Ce dernier, s’estimant juge de l’élégance, du bon goût et de la morale féministe avait ordonné le retrait des silhouettes. Les villageois avaient alors adoptés les silhouettes pour les afficher dans leurs jardins et sur leurs balcons.

Le maire de la commune de Dannemarie, soutenu par ses habitants, ne s’en est pas laissé compté et l’affaire fut portée devant le Conseil d’état.

Pour les féministes, qui attendaient le grand soir, ce fut une douche froide.
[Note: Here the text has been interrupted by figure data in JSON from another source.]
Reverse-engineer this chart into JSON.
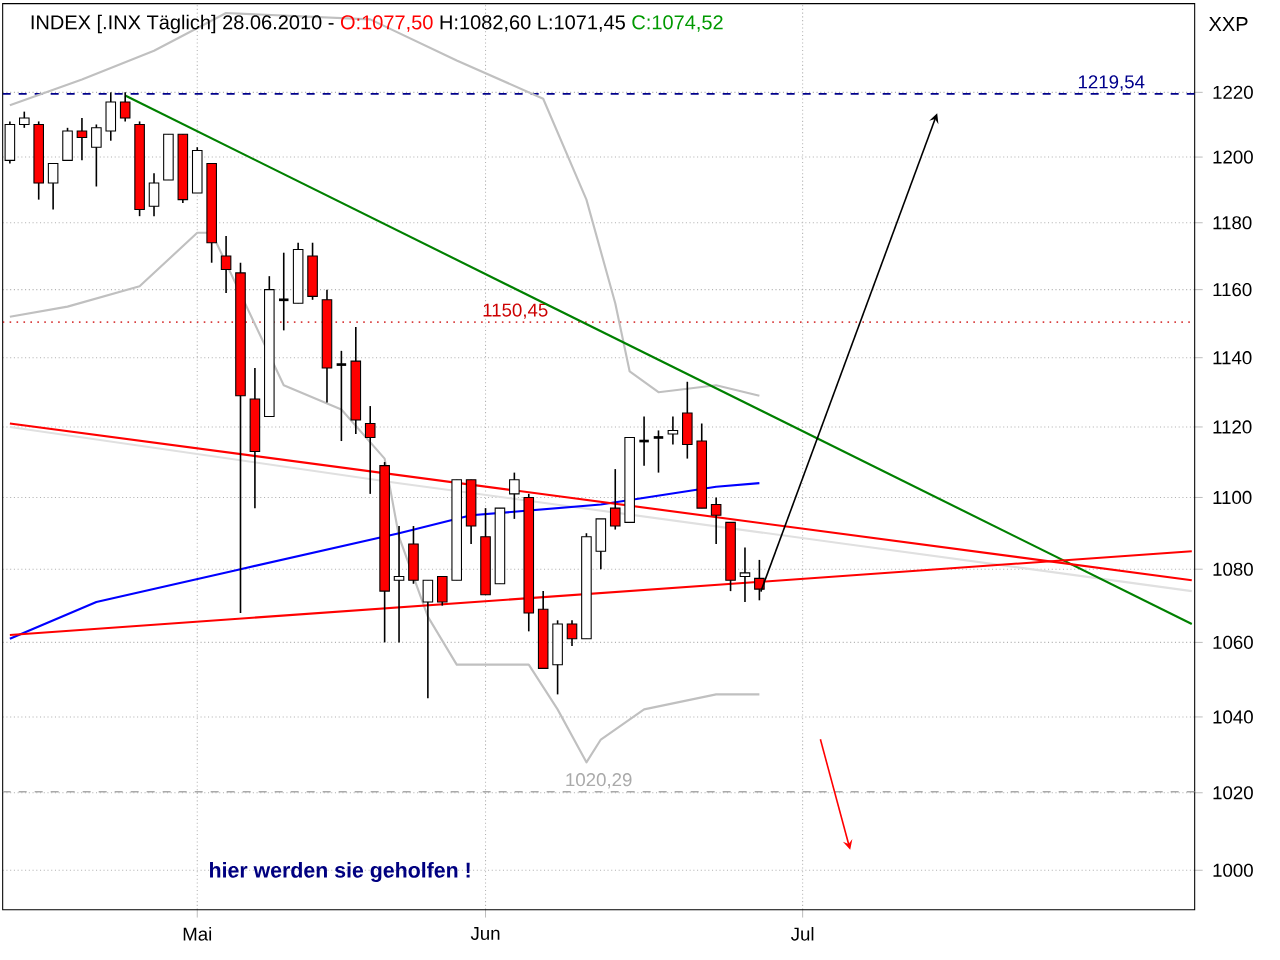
{
  "chart_data": {
    "type": "candlestick",
    "title": "INDEX [.INX Täglich] 28.06.2010 -",
    "annotations": [
      "O:1077,50",
      "H:1082,60",
      "L:1071,45",
      "C:1074,52",
      "XXP",
      "hier werden sie geholfen !"
    ],
    "categories": [
      null,
      null,
      null,
      null,
      null,
      null,
      null,
      null,
      null,
      null,
      null,
      null,
      null,
      "Mai",
      null,
      null,
      null,
      null,
      null,
      null,
      null,
      null,
      null,
      null,
      null,
      null,
      null,
      null,
      null,
      null,
      null,
      null,
      null,
      "Jun",
      null,
      null,
      null,
      null,
      null,
      null,
      null,
      null,
      null,
      null,
      null,
      null,
      null,
      null,
      null,
      null,
      null,
      null,
      null,
      null,
      null,
      "Jul",
      null,
      null,
      null,
      null,
      null,
      null,
      null,
      null,
      null,
      null,
      null,
      null,
      null,
      null,
      null,
      null,
      null,
      null,
      null,
      null,
      null,
      null,
      null,
      null,
      null,
      null,
      null
    ],
    "ohlc": [
      [
        1199,
        1211,
        1198,
        1210
      ],
      [
        1210,
        1214,
        1209,
        1212
      ],
      [
        1210,
        1211,
        1187,
        1192
      ],
      [
        1192,
        1198,
        1184,
        1198
      ],
      [
        1199,
        1209,
        1199,
        1208
      ],
      [
        1208,
        1212,
        1199,
        1206
      ],
      [
        1203,
        1210,
        1191,
        1209
      ],
      [
        1208,
        1220,
        1205,
        1217
      ],
      [
        1217,
        1220,
        1211,
        1212
      ],
      [
        1210,
        1211,
        1182,
        1184
      ],
      [
        1185,
        1195,
        1182,
        1192
      ],
      [
        1193,
        1207,
        1193,
        1207
      ],
      [
        1207,
        1207,
        1186,
        1187
      ],
      [
        1189,
        1203,
        1189,
        1202
      ],
      [
        1198,
        1198,
        1168,
        1174
      ],
      [
        1170,
        1176,
        1159,
        1166
      ],
      [
        1165,
        1168,
        1068,
        1129
      ],
      [
        1128,
        1137,
        1097,
        1113
      ],
      [
        1123,
        1164,
        1123,
        1160
      ],
      [
        1157,
        1171,
        1148,
        1157
      ],
      [
        1156,
        1174,
        1156,
        1172
      ],
      [
        1170,
        1174,
        1157,
        1158
      ],
      [
        1157,
        1160,
        1127,
        1137
      ],
      [
        1138,
        1142,
        1116,
        1138
      ],
      [
        1139,
        1149,
        1118,
        1122
      ],
      [
        1121,
        1126,
        1101,
        1117
      ],
      [
        1109,
        1110,
        1060,
        1074
      ],
      [
        1077,
        1092,
        1060,
        1078
      ],
      [
        1087,
        1092,
        1076,
        1077
      ],
      [
        1071,
        1077,
        1045,
        1077
      ],
      [
        1078,
        1078,
        1070,
        1071
      ],
      [
        1077,
        1105,
        1077,
        1105
      ],
      [
        1105,
        1105,
        1087,
        1092
      ],
      [
        1089,
        1097,
        1073,
        1073
      ],
      [
        1076,
        1097,
        1076,
        1097
      ],
      [
        1101,
        1107,
        1094,
        1105
      ],
      [
        1100,
        1101,
        1063,
        1068
      ],
      [
        1069,
        1074,
        1053,
        1053
      ],
      [
        1054,
        1066,
        1046,
        1065
      ],
      [
        1065,
        1066,
        1059,
        1061
      ],
      [
        1061,
        1090,
        1061,
        1089
      ],
      [
        1085,
        1094,
        1080,
        1094
      ],
      [
        1097,
        1108,
        1091,
        1092
      ],
      [
        1093,
        1117,
        1093,
        1117
      ],
      [
        1116,
        1123,
        1109,
        1116
      ],
      [
        1117,
        1119,
        1107,
        1117
      ],
      [
        1118,
        1123,
        1115,
        1119
      ],
      [
        1124,
        1133,
        1111,
        1115
      ],
      [
        1116,
        1121,
        1097,
        1097
      ],
      [
        1098,
        1100,
        1087,
        1095
      ],
      [
        1093,
        1093,
        1074,
        1077
      ],
      [
        1078,
        1086,
        1071,
        1079
      ],
      [
        1077.5,
        1082.6,
        1071.45,
        1074.52
      ],
      null,
      null,
      null,
      null,
      null,
      null,
      null,
      null,
      null,
      null,
      null,
      null,
      null,
      null,
      null,
      null,
      null,
      null,
      null,
      null,
      null,
      null,
      null,
      null,
      null,
      null,
      null,
      null,
      null,
      null
    ],
    "series": [
      {
        "type": "line",
        "color": "#e0e0e0",
        "values": [
          1120,
          null,
          null,
          null,
          null,
          null,
          null,
          null,
          null,
          null,
          null,
          null,
          null,
          null,
          null,
          null,
          null,
          null,
          null,
          null,
          null,
          null,
          null,
          null,
          null,
          null,
          null,
          1104,
          null,
          null,
          null,
          null,
          null,
          null,
          null,
          null,
          null,
          null,
          null,
          null,
          null,
          null,
          null,
          null,
          null,
          null,
          null,
          null,
          null,
          null,
          null,
          null,
          null,
          null,
          null,
          null,
          null,
          null,
          1087,
          null,
          null,
          null,
          null,
          null,
          null,
          null,
          null,
          null,
          null,
          null,
          null,
          null,
          null,
          null,
          null,
          null,
          null,
          null,
          null,
          null,
          null,
          null,
          1074
        ]
      },
      {
        "type": "line",
        "color": "#c0c0c0",
        "values": [
          1216,
          null,
          null,
          null,
          null,
          1224,
          null,
          null,
          null,
          null,
          1233,
          null,
          null,
          null,
          null,
          1245,
          null,
          null,
          null,
          null,
          null,
          null,
          null,
          null,
          null,
          1243,
          null,
          null,
          null,
          null,
          null,
          1230,
          null,
          null,
          null,
          null,
          null,
          1218,
          null,
          null,
          1187,
          null,
          1156,
          1136,
          null,
          1130,
          null,
          null,
          null,
          1132,
          null,
          null,
          1129,
          null,
          null,
          null,
          null,
          null,
          null,
          null,
          null,
          null,
          null,
          null,
          null,
          null,
          null,
          null,
          null,
          null,
          null,
          null,
          null,
          null,
          null,
          null,
          null,
          null,
          null,
          null,
          null,
          null,
          null
        ]
      },
      {
        "type": "line",
        "color": "#c0c0c0",
        "values": [
          1152,
          null,
          null,
          null,
          1155,
          null,
          null,
          null,
          null,
          1161,
          null,
          null,
          null,
          1177,
          1177,
          null,
          null,
          null,
          null,
          1132,
          null,
          null,
          null,
          1125,
          null,
          null,
          1111,
          1089,
          null,
          1067,
          null,
          1054,
          null,
          null,
          null,
          null,
          1054,
          null,
          1042,
          null,
          1028,
          1034,
          null,
          null,
          1042,
          null,
          null,
          null,
          null,
          1046,
          null,
          null,
          1046,
          null,
          null,
          null,
          null,
          null,
          null,
          null,
          null,
          null,
          null,
          null,
          null,
          null,
          null,
          null,
          null,
          null,
          null,
          null,
          null,
          null,
          null,
          null,
          null,
          null,
          null,
          null,
          null,
          null,
          null
        ]
      },
      {
        "type": "line",
        "color": "#0000ff",
        "values": [
          1061,
          null,
          null,
          null,
          null,
          null,
          1071,
          null,
          null,
          null,
          null,
          null,
          null,
          null,
          null,
          null,
          1080,
          null,
          null,
          null,
          null,
          null,
          null,
          null,
          null,
          null,
          null,
          1090,
          null,
          null,
          null,
          null,
          1095,
          null,
          null,
          null,
          null,
          null,
          null,
          null,
          null,
          1098,
          null,
          null,
          null,
          null,
          null,
          null,
          null,
          1103,
          null,
          null,
          1104,
          null,
          null,
          null,
          null,
          null,
          null,
          null,
          null,
          null,
          null,
          null,
          null,
          null,
          null,
          null,
          null,
          null,
          null,
          null,
          null,
          null,
          null,
          null,
          null,
          null,
          null,
          null,
          null,
          null,
          null
        ]
      },
      {
        "type": "line",
        "color": "#008000",
        "values": [
          null,
          null,
          null,
          null,
          null,
          null,
          null,
          null,
          1219,
          null,
          null,
          null,
          null,
          null,
          null,
          null,
          null,
          null,
          null,
          null,
          null,
          null,
          null,
          null,
          null,
          null,
          null,
          null,
          null,
          null,
          null,
          null,
          null,
          null,
          null,
          null,
          null,
          null,
          null,
          null,
          null,
          null,
          null,
          null,
          null,
          null,
          null,
          null,
          null,
          null,
          null,
          null,
          null,
          null,
          null,
          null,
          null,
          null,
          null,
          null,
          null,
          null,
          null,
          null,
          null,
          null,
          null,
          null,
          null,
          null,
          null,
          null,
          null,
          null,
          null,
          null,
          null,
          null,
          null,
          null,
          null,
          null,
          1065
        ]
      },
      {
        "type": "line",
        "color": "#ff0000",
        "values": [
          1121,
          null,
          null,
          null,
          null,
          null,
          null,
          null,
          null,
          null,
          null,
          null,
          null,
          null,
          null,
          null,
          null,
          null,
          null,
          null,
          null,
          null,
          null,
          null,
          null,
          null,
          null,
          null,
          null,
          null,
          null,
          null,
          null,
          null,
          null,
          null,
          null,
          null,
          null,
          null,
          null,
          null,
          null,
          null,
          null,
          null,
          null,
          null,
          null,
          null,
          null,
          null,
          null,
          null,
          null,
          null,
          null,
          null,
          null,
          null,
          null,
          null,
          null,
          null,
          null,
          null,
          null,
          null,
          null,
          null,
          null,
          null,
          null,
          null,
          null,
          null,
          null,
          null,
          null,
          null,
          null,
          null,
          1077
        ]
      },
      {
        "type": "line",
        "color": "#ff0000",
        "values": [
          1062,
          null,
          null,
          null,
          null,
          null,
          null,
          null,
          null,
          null,
          null,
          null,
          null,
          null,
          null,
          null,
          null,
          null,
          null,
          null,
          null,
          null,
          null,
          null,
          null,
          null,
          null,
          null,
          null,
          null,
          null,
          null,
          null,
          null,
          null,
          null,
          null,
          null,
          null,
          null,
          null,
          null,
          null,
          null,
          null,
          null,
          null,
          null,
          null,
          null,
          null,
          null,
          null,
          null,
          null,
          null,
          null,
          null,
          null,
          null,
          null,
          null,
          null,
          null,
          null,
          null,
          null,
          null,
          null,
          null,
          null,
          null,
          null,
          null,
          null,
          null,
          null,
          null,
          null,
          null,
          null,
          null,
          1085
        ]
      }
    ],
    "ref_lines": [
      {
        "axis": "y",
        "value": 1219.54,
        "label": "1219,54",
        "color": "#00008b",
        "line_style": "dashed"
      },
      {
        "axis": "y",
        "value": 1150.45,
        "label": "1150,45",
        "color": "#cc0000",
        "line_style": "dotted"
      },
      {
        "axis": "y",
        "value": 1020.29,
        "label": "1020,29",
        "color": "#aaaaaa",
        "line_style": "dashed"
      }
    ],
    "ylim": [
      990,
      1248
    ],
    "yticks": [
      1000,
      1020,
      1040,
      1060,
      1080,
      1100,
      1120,
      1140,
      1160,
      1180,
      1200,
      1220
    ],
    "log": true,
    "grid": true
  }
}
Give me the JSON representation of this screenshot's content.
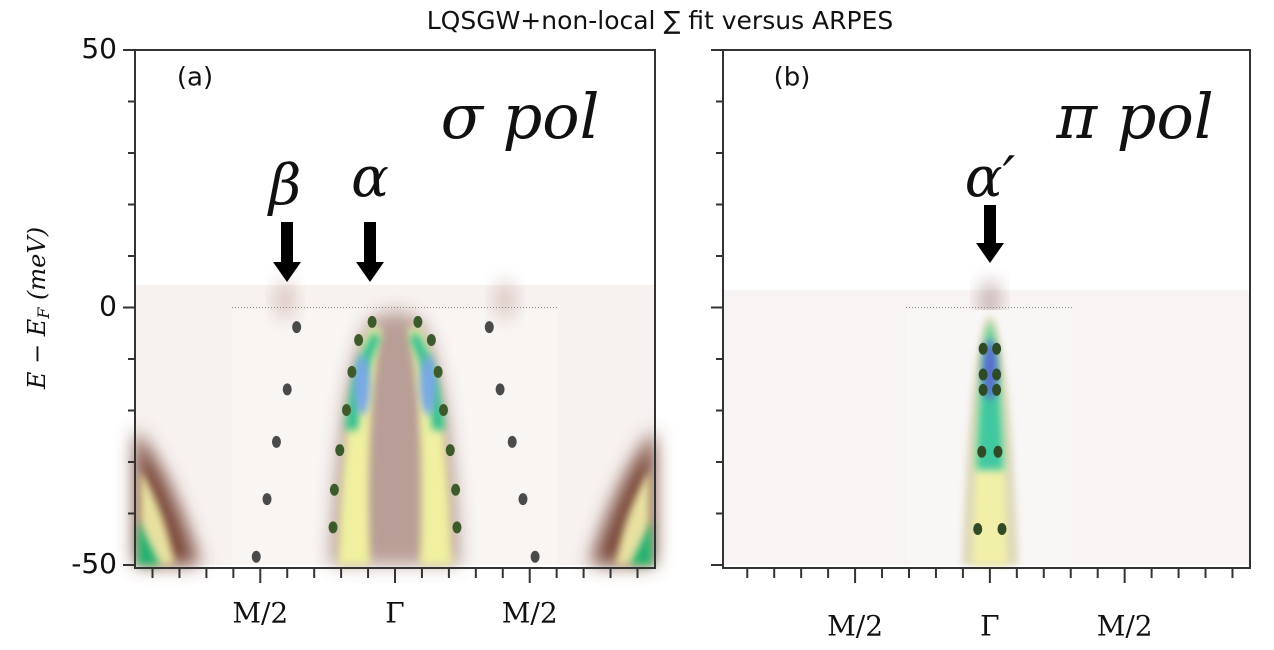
{
  "chart_data": [
    {
      "type": "scatter",
      "title": "LQSGW+non-local ∑ fit versus ARPES",
      "y_label": [
        "E − E",
        "F",
        " (meV)"
      ],
      "panel_label": "(a)",
      "polarization": "σ pol",
      "annotations": [
        "β",
        "α"
      ],
      "xlim": [
        -1.93,
        1.93
      ],
      "ylim": [
        -50,
        50
      ],
      "xticks": [
        {
          "value": -1,
          "label": "M/2"
        },
        {
          "value": 0,
          "label": "Γ"
        },
        {
          "value": 1,
          "label": "M/2"
        }
      ],
      "xminorticks": [
        -1.8,
        -1.6,
        -1.4,
        -1.2,
        -0.8,
        -0.6,
        -0.4,
        -0.2,
        0.2,
        0.4,
        0.6,
        0.8,
        1.2,
        1.4,
        1.6,
        1.8
      ],
      "yticks": [
        -50,
        0,
        50
      ],
      "yminorticks": [
        -40,
        -30,
        -20,
        -10,
        10,
        20,
        30,
        40
      ],
      "show_ytick_labels": true,
      "hline": 0,
      "series": [
        {
          "name": "β left",
          "color": "#4a4a4a",
          "x": [
            -0.73,
            -0.8,
            -0.88,
            -0.95,
            -1.03
          ],
          "values": [
            -3.8,
            -15.9,
            -26.1,
            -37.2,
            -48.4
          ]
        },
        {
          "name": "β right",
          "color": "#4a4a4a",
          "x": [
            0.7,
            0.78,
            0.87,
            0.95,
            1.04
          ],
          "values": [
            -3.8,
            -15.9,
            -26.1,
            -37.2,
            -48.4
          ]
        },
        {
          "name": "α left",
          "color": "#3d5a2a",
          "x": [
            -0.17,
            -0.27,
            -0.32,
            -0.36,
            -0.41,
            -0.45,
            -0.46
          ],
          "values": [
            -2.8,
            -6.3,
            -12.5,
            -19.9,
            -27.7,
            -35.4,
            -42.7
          ]
        },
        {
          "name": "α right",
          "color": "#3d5a2a",
          "x": [
            0.17,
            0.27,
            0.32,
            0.36,
            0.41,
            0.45,
            0.46
          ],
          "values": [
            -2.8,
            -6.3,
            -12.5,
            -19.9,
            -27.7,
            -35.4,
            -42.7
          ]
        }
      ]
    },
    {
      "type": "scatter",
      "panel_label": "(b)",
      "polarization": "π pol",
      "annotations": [
        "α′"
      ],
      "xlim": [
        -1.98,
        1.93
      ],
      "ylim": [
        -50,
        50
      ],
      "xticks": [
        {
          "value": -1,
          "label": "M/2"
        },
        {
          "value": 0,
          "label": "Γ"
        },
        {
          "value": 1,
          "label": "M/2"
        }
      ],
      "xminorticks": [
        -1.8,
        -1.6,
        -1.4,
        -1.2,
        -0.8,
        -0.6,
        -0.4,
        -0.2,
        0.2,
        0.4,
        0.6,
        0.8,
        1.2,
        1.4,
        1.6,
        1.8
      ],
      "yticks": [
        -50,
        0,
        50
      ],
      "yminorticks": [
        -40,
        -30,
        -20,
        -10,
        10,
        20,
        30,
        40
      ],
      "show_ytick_labels": false,
      "hline": 0,
      "series": [
        {
          "name": "α′",
          "color": "#2f4a26",
          "x": [
            -0.05,
            0.05,
            -0.05,
            0.05,
            -0.05,
            0.05,
            -0.06,
            0.06,
            -0.09,
            0.09
          ],
          "values": [
            -8,
            -8,
            -13,
            -13,
            -16,
            -16,
            -28,
            -28,
            -43,
            -43
          ]
        }
      ]
    }
  ]
}
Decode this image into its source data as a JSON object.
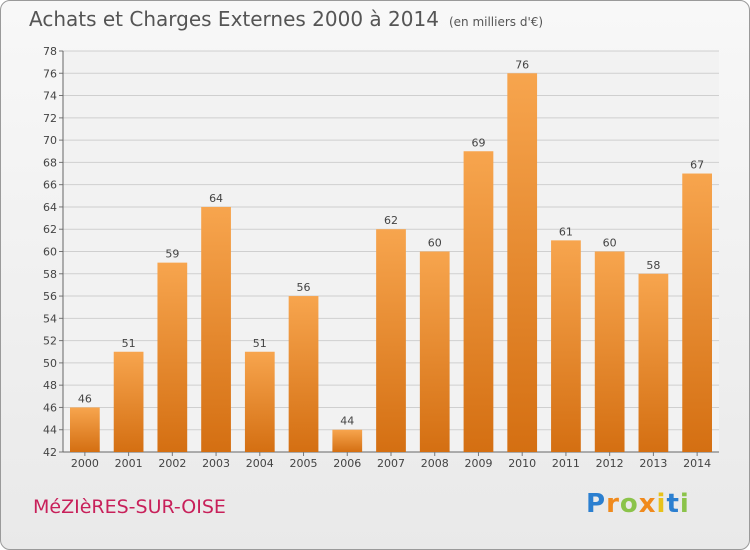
{
  "title": "Achats et Charges Externes 2000 à 2014",
  "unit": "(en milliers d'€)",
  "town": "MéZIèRES-SUR-OISE",
  "logo": "Proxiti",
  "colors": {
    "bar_top": "#f7a54e",
    "bar_bottom": "#d46f12",
    "grid": "#cfcfcf",
    "town": "#c8205a"
  },
  "chart_data": {
    "type": "bar",
    "title": "Achats et Charges Externes 2000 à 2014",
    "categories": [
      "2000",
      "2001",
      "2002",
      "2003",
      "2004",
      "2005",
      "2006",
      "2007",
      "2008",
      "2009",
      "2010",
      "2011",
      "2012",
      "2013",
      "2014"
    ],
    "values": [
      46,
      51,
      59,
      64,
      51,
      56,
      44,
      62,
      60,
      69,
      76,
      61,
      60,
      58,
      67
    ],
    "ylim": [
      42,
      78
    ],
    "yticks": [
      42,
      44,
      46,
      48,
      50,
      52,
      54,
      56,
      58,
      60,
      62,
      64,
      66,
      68,
      70,
      72,
      74,
      76,
      78
    ],
    "xlabel": "",
    "ylabel": "",
    "grid": true
  }
}
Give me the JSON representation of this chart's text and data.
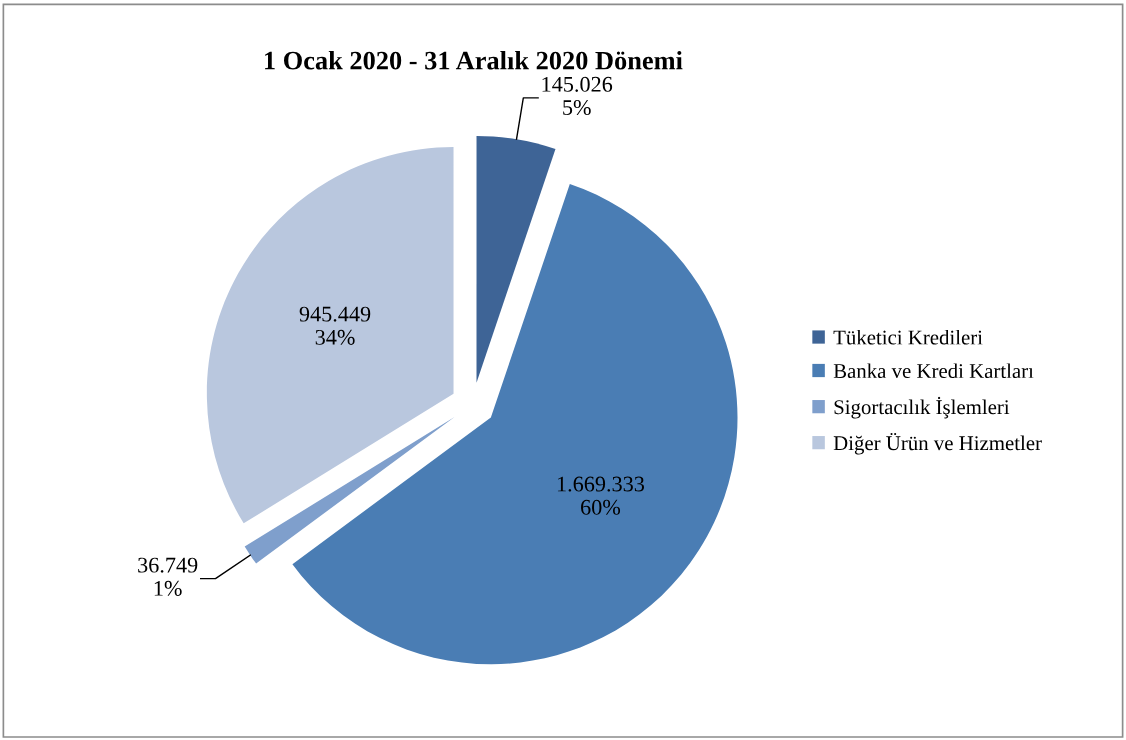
{
  "chart_data": {
    "type": "pie",
    "title": "1 Ocak 2020 - 31 Aralık 2020 Dönemi",
    "categories": [
      "Tüketici Kredileri",
      "Banka ve Kredi Kartları",
      "Sigortacılık İşlemleri",
      "Diğer Ürün ve Hizmetler"
    ],
    "values": [
      145026,
      1669333,
      36749,
      945449
    ],
    "colors": [
      "#3e6496",
      "#4a7db4",
      "#7f9fcc",
      "#b9c7de"
    ],
    "value_labels": [
      "145.026\n5%",
      "1.669.333\n60%",
      "36.749\n1%",
      "945.449\n34%"
    ],
    "legend": "right"
  }
}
La décision du Conseil d’Etat qui soit disant allait faire jurisprudence et permettre des actions juridiques chaque fois qu’une femme ne serait pas représentée dans une attitude « d’empowerment » et de « girl power »  s’est transformée en une magistrale paire de claques.

Le Conseil d’Etat a annulé l’ordonnance du juge qui avait enjoint le retrait des panneaux.

Pour le Conseil d’Etat, il n’y ni atteinte à une liberté, ni atteinte à la dignité humaine, ni un acte manifestement illégal, ni une volonté de discriminer, ni un traitement inhumain ou dégradant, ni une urgence manifeste, ni une atteinte grave et en un mot RIEN ne nécessitant une procédure d’urgence en référé.

La foudre des féministes parisiennes et du petit cercle médiatique qui l’entoure est tombé sur le petit village, mais le paratonnerre de la défense de nos libertés a fonctionné.